Peran dan persyaratan agen pengikat

Dilihat: 17     Penulis: Editor Situs Waktu Publikasi: 08-03-2021 Asal: Lokasi

Menanyakan

tombol berbagi facebook
tombol berbagi twitter
tombol berbagi baris
tombol berbagi WeChat
tombol berbagi tertaut
tombol berbagi pinterest
tombol berbagi whatsapp
bagikan tombol berbagi ini

        Meskipun beberapa pewarna dapat mewarnai warna yang lebih cerah, pewarna tersebut memiliki gugus yang larut dalam air, sehingga ketahanan luntur perlakuan basah menjadi buruk, dan fenomena pemudaran serta pewarnaan menjadi serius. Bukan hanya tampilan tekstilnya saja yang sudah tua, pewarna yang rontok juga akan menimbulkan noda. Pewarnaan pada serat berwarna putih atau berwarna lainnya akan menimbulkan pewarnaan dan pencocokan warna. Misalnya, pewarna langsung dan pewarna asam rentan terhadap masalah tersebut. Selain itu, meskipun pewarna reaktif dapat membentuk ikatan kovalen dengan serat selulosa, keberadaan pewarna terhidrolisis atau tidak cukupnya penyabunan pewarna tak terikat selama pewarnaan juga akan mengurangi ketahanan luntur perlakuan basah; Pewarna reaktif yang membentuk ikatan kovalen juga dapat terurai dan memutus ikatan dalam kondisi asam atau basa, serta masalah seperti tidak tahan lunturnya warna terhadap klorin, keringat, dan tidak cukup tahan luntur terhadap cahaya. Untuk meningkatkan ketahanan luntur warna pada kain, perawatan fiksasi dapat dilakukan. Bahan pembantu yang dapat meningkatkan ketahanan luntur berbagai jenis pewarnaan ini disebut bahan pengikat.

 

Mekanisme pengikatan bahan pengikat yang digunakan untuk meningkatkan ketahanan luntur pengolahan basah umumnya memiliki efek sebagai berikut:

(1) Menghasilkan danau yang tidak larut pada kain dan menghalangi gugus larut, sehingga pewarna pada kain tidak mudah larut dan rontok bila terkena air, sehingga mencapai tujuan meningkatkan ketahanan luntur pengolahan basah. Namun, setelah bahan pengikat ini diperbaiki, warna bahan yang diwarnai dapat dengan mudah diubah atau ketahanan luntur cahayanya berkurang.

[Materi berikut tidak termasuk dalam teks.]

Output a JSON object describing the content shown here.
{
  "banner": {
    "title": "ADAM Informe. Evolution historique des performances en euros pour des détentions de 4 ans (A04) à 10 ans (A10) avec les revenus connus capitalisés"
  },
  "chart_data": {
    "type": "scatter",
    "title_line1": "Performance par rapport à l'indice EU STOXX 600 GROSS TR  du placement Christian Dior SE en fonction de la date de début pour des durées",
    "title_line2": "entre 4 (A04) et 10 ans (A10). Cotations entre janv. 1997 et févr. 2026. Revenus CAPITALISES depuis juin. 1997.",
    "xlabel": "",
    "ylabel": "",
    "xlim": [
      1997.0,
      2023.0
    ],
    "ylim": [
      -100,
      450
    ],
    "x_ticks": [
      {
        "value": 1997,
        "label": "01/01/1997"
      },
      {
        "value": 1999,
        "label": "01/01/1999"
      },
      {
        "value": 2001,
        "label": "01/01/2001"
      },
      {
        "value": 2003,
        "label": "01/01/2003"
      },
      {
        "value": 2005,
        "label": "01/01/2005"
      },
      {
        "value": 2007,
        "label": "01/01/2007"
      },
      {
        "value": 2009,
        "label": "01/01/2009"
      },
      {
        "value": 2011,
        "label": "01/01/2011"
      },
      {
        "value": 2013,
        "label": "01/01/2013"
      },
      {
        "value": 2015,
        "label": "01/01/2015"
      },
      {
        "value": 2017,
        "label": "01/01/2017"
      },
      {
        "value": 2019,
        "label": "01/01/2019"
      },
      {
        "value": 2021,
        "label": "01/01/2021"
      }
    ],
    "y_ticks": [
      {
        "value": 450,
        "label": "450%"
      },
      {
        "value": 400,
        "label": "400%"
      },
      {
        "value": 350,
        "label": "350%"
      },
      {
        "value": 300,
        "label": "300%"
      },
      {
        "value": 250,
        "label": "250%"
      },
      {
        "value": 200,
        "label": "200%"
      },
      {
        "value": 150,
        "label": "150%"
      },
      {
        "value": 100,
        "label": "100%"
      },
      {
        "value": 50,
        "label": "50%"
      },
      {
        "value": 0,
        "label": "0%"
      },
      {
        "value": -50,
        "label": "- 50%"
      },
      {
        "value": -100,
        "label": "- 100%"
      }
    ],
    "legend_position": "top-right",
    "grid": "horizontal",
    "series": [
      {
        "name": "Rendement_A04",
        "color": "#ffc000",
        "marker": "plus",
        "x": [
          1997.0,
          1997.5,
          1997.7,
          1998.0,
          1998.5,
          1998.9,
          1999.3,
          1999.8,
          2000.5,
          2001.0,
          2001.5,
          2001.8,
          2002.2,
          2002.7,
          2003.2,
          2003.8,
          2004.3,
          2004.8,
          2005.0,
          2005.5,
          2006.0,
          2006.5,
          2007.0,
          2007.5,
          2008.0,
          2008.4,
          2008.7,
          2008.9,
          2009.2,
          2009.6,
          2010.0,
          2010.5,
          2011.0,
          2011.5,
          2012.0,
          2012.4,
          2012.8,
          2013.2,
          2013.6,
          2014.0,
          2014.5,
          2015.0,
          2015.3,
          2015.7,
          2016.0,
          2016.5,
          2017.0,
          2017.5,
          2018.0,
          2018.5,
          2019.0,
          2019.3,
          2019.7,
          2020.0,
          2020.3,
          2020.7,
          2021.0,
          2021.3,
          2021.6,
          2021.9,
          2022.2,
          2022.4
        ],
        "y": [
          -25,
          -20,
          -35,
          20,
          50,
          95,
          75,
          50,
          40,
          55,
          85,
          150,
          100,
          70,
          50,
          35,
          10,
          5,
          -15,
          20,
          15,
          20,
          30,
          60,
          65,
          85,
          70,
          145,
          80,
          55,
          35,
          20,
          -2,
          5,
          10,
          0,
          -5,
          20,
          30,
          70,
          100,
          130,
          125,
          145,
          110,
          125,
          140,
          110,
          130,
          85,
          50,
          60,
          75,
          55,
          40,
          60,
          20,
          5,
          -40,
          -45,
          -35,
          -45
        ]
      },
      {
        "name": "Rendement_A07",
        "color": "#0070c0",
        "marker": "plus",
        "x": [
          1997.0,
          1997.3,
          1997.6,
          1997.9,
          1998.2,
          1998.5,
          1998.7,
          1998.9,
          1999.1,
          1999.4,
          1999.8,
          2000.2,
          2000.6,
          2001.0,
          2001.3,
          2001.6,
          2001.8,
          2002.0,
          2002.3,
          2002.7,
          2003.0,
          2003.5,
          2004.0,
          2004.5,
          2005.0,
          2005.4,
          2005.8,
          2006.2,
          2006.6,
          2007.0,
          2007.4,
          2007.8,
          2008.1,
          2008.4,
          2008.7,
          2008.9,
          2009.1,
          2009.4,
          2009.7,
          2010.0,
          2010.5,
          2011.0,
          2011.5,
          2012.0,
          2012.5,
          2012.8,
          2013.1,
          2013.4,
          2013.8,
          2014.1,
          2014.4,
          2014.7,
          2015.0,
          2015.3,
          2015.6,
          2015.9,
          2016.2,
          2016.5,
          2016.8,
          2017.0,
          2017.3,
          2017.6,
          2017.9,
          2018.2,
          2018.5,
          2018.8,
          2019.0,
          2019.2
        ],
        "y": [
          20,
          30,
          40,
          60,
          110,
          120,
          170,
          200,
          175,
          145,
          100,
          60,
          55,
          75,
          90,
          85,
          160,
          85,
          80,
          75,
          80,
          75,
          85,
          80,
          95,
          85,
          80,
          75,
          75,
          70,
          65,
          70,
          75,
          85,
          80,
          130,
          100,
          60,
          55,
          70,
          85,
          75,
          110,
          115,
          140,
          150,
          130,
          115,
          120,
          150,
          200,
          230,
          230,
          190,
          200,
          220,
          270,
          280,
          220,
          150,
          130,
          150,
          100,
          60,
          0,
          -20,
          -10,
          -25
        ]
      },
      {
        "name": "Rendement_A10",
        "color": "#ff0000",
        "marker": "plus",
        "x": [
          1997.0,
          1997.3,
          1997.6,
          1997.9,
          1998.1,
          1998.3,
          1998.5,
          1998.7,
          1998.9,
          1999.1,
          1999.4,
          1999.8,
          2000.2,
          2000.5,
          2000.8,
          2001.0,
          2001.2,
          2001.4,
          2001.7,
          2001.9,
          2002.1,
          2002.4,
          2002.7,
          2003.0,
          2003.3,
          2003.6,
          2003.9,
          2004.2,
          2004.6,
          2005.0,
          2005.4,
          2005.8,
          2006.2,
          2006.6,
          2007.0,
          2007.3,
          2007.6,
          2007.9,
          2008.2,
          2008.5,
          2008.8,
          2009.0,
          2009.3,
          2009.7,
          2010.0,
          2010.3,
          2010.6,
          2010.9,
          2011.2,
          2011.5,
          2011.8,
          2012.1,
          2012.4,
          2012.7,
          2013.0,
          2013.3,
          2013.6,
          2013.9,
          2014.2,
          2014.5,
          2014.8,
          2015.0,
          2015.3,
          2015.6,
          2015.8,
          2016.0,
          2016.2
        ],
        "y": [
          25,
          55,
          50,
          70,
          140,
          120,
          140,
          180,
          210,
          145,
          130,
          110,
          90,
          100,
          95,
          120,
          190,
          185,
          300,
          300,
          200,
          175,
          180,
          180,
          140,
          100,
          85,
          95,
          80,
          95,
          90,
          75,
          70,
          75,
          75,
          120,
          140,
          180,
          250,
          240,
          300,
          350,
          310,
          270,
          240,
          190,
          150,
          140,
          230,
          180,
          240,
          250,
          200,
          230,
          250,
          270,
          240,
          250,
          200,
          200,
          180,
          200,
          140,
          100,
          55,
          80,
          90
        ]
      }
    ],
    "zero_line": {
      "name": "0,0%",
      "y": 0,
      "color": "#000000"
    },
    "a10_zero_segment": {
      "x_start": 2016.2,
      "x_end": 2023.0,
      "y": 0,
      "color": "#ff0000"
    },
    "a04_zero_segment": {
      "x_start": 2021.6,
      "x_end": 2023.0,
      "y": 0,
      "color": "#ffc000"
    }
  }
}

(2) Lapisan film seperti jaring dibentuk pada kain untuk mencegah pewarna jatuh.

(3) Gunakan gugus reaktif dalam molekul bahan pengikat untuk berikatan silang dengan gugus reaktif pada molekul pewarna dan gugus hidroksil pada molekul selulosa untuk meningkatkan efek fiksasi pewarna pada serat.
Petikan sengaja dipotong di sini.